Но все-таки какой-то образ воплотить на сцене мечтаете?
Однажды с нами работал режиссер Александр Баргман (российский актёр театра и кино, главреж Театра им. В. Ф. Комиссаржевской, художественный руководитель «Такого театра». – прим. ред.). Он ставил пьесу Торнтона Уайлдера «Наш городок», удостоенную Пулитцеровской премии. И это был настолько приятный душевный спектакль, что я два или три года очень хотел в него попасть – переживал, смотрел из-за кулис, мне очень нравилось…И так случилось, что артист, игравший главного героя, повредил ногу. А я такой человек, который знает все тексты практически всех спектаклей. Есть у меня дурацкая – ну, или не очень – привычка запоминать тексты, пока я смотрю спектакли со стороны. И если нужна замена, то вводят меня, и в тот раз возникла такая же ситуация. Я был безумно рад, получил огромное удовольствие, но играл эту роль лишь раз. Наверное, если бы получилось и второй, то я бы расслабился и выдал все, на что способен (смеется).
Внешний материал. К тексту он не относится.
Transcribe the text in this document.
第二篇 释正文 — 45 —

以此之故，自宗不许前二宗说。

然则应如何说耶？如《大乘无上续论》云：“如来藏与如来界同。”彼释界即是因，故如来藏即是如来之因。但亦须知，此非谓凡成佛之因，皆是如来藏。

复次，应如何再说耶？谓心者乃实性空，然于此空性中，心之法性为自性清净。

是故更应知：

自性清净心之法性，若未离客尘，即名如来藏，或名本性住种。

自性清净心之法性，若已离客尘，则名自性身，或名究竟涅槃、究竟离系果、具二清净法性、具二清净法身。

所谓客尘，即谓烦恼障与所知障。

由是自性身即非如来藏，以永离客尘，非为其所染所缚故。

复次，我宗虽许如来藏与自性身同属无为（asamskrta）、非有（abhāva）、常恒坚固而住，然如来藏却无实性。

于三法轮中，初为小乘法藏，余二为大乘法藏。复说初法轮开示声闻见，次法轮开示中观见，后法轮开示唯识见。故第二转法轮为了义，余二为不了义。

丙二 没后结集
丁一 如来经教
А почему вам понравилось именно в этой постановке?
Не знаю, она очень какая-то человечная, теплая – в ней было безумно приятно существовать: ходить, смотреть на партнеров, общаться с ними. Там еще линия любви двух молодых людей и она так написана, так поставлена – шикарно, гениально, я считаю. К сожалению, этот спектакль уже снят с репертуара. Но есть еще один, очень дорогой для меня – «Взрослая дочь молодого человека»: очень его люблю, очень трепетно отношусь ко всем репликам. Знаю его весь до слова и если реплика не произносится, а у автора она прописана, говорю: «Вы здесь не сказали, а ведь это очень важно», «на вашу реплику у меня очень яркая оценка» (смеется). Это все сейчас, наверное, наивно звучит, но уж такой я человек – бесхитростный. Для меня в людях самое главное – искренность и наивность.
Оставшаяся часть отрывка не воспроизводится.